Even though the docker daemon of the underlying host is configured with proxy support, these values are not inherited by the underlying containers. Instead, the container (or more accurately Pod), must be defined with values which the included components can make use of. These typically take the form of the aforementioned proxy values. The following is an example of how to define proxy values within a pod specification.

containers:
- env:
  - name: "HTTP_PROXY"
    value: "http://corporate-proxy:8080”
  - name: "HTTPS_PROXY"
    value: "http://corporate-proxy:8080”
  - name: "NO_PROXY"
    value: "internal-resource.mycorp.com”

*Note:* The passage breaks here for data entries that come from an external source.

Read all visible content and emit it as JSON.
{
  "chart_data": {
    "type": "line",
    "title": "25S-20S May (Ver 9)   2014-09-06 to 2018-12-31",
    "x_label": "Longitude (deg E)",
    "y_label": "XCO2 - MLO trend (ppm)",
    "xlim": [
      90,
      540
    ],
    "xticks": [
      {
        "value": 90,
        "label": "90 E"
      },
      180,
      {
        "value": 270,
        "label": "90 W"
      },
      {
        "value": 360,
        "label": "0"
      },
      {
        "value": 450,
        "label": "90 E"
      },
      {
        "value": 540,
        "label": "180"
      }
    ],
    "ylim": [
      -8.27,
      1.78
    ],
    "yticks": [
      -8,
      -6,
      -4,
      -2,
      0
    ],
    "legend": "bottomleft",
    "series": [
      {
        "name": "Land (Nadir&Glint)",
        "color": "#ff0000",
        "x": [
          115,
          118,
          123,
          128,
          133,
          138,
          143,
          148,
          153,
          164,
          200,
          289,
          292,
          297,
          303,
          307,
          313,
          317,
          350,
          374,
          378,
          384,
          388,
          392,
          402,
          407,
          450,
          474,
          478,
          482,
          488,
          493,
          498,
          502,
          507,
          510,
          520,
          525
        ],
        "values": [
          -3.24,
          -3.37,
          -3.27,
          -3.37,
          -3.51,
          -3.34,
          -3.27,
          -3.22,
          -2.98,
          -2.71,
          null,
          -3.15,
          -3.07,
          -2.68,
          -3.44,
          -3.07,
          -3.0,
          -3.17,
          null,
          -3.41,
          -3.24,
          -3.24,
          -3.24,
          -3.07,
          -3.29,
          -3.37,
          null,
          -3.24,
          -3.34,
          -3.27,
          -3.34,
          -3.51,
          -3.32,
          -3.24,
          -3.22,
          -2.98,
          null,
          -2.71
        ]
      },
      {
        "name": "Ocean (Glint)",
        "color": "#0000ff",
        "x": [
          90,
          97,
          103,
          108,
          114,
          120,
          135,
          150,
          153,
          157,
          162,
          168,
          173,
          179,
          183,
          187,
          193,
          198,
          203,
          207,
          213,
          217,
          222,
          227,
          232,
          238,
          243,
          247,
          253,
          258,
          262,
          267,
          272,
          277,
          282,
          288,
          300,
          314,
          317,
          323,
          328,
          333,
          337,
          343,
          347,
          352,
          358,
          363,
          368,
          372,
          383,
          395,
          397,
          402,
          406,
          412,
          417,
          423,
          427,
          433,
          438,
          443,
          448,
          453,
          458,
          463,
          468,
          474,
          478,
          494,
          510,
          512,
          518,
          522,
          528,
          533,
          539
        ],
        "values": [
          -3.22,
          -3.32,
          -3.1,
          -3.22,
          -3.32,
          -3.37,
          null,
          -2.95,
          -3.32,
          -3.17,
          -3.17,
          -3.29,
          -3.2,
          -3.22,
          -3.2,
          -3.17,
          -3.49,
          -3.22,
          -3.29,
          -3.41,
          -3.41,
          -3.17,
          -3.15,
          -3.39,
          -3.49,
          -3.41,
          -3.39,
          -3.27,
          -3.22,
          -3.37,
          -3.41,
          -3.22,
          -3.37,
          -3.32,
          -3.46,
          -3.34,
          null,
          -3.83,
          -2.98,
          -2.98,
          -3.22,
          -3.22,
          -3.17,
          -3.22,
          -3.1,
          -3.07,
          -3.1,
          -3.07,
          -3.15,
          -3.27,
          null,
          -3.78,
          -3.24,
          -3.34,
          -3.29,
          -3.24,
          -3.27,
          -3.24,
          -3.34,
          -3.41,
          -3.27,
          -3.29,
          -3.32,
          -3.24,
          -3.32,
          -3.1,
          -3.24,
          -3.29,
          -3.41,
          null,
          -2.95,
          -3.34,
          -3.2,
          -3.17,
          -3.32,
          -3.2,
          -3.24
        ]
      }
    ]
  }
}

As previously mentioned, it is up to the underlying application on how and whether it supports proxies.

Command Line

The most common method when interacting with Minishift is through the executable using the command line. Once Minishift is up and running, focus shifts to the running OpenShift cluster and management through the Command Line Interface (even though the web console is also available). While the majority of CLI commands specifically target the OpenShift cluster, there are several commands that have the potential to fail within an environment containing proxies. As part of the “oc new-app” and “oc new-build” commands, the target images and source code repositories are inspected in order to satisfy the actions of the command. If the target location requires the traversal through the proxy server and the proxy details are not within the command line environment, the query and subsequent commands will fail.

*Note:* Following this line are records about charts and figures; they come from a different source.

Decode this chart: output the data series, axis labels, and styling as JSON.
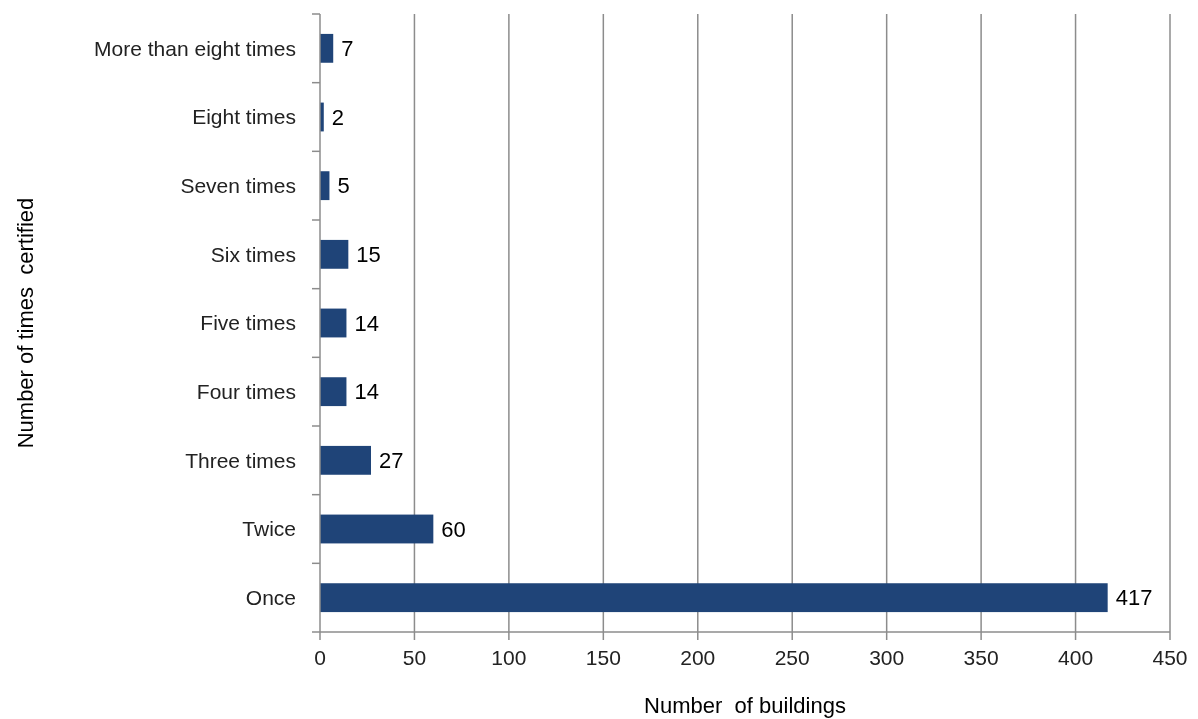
{
  "chart_data": {
    "type": "bar",
    "orientation": "horizontal",
    "xlabel": "Number  of buildings",
    "ylabel": "Number of times  certified",
    "categories": [
      "More than eight times",
      "Eight times",
      "Seven times",
      "Six times",
      "Five times",
      "Four times",
      "Three times",
      "Twice",
      "Once"
    ],
    "values": [
      7,
      2,
      5,
      15,
      14,
      14,
      27,
      60,
      417
    ],
    "color": "#1f4478",
    "xlim": [
      0,
      450
    ],
    "xticks": [
      0,
      50,
      100,
      150,
      200,
      250,
      300,
      350,
      400,
      450
    ],
    "grid": "x",
    "data_labels": true
  }
}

Fortunately, since most organizations configure proxies at an Operating System level, these values are inherited within the command line session. If they are not defined, set the HTTP_PROXY and HTTPS_PROXY environment variables accordingly. However, this does cause a problem with communicating with OpenShift along with Minishift itself. If the IP address of Minishift is not specified in the list of NO_PROXY values, traffic intended for Minishift will instead be bound for the proxy and in most cases terminate at that point as the proxy has no knowledge of the networking on an individual developers machine.

To add Minishift to the list of addresses that should bypass proxies, utilize the following steps:

Find the IP address of Minishift:

minishift ip

Take the address provided by the previous command and add it to the list of addresses:

export NO_PROXY=$NO_PROXY,<minishift ip>

OpenShift CLI commands should once again return valid results

Final thoughts

As has been described, Minishift provides a number of solutions for utilizing the tool within an environment that contains a proxy server. While the majority of the most common scenarios were addressed within this article, it is almost certain that there will be other situations depending on the environment for which the tool is deployed within. Fortunately, as a result of its core architecture for supporting proxies, Minishift has the capabilities to be leveraged successfully in an enterprise environment.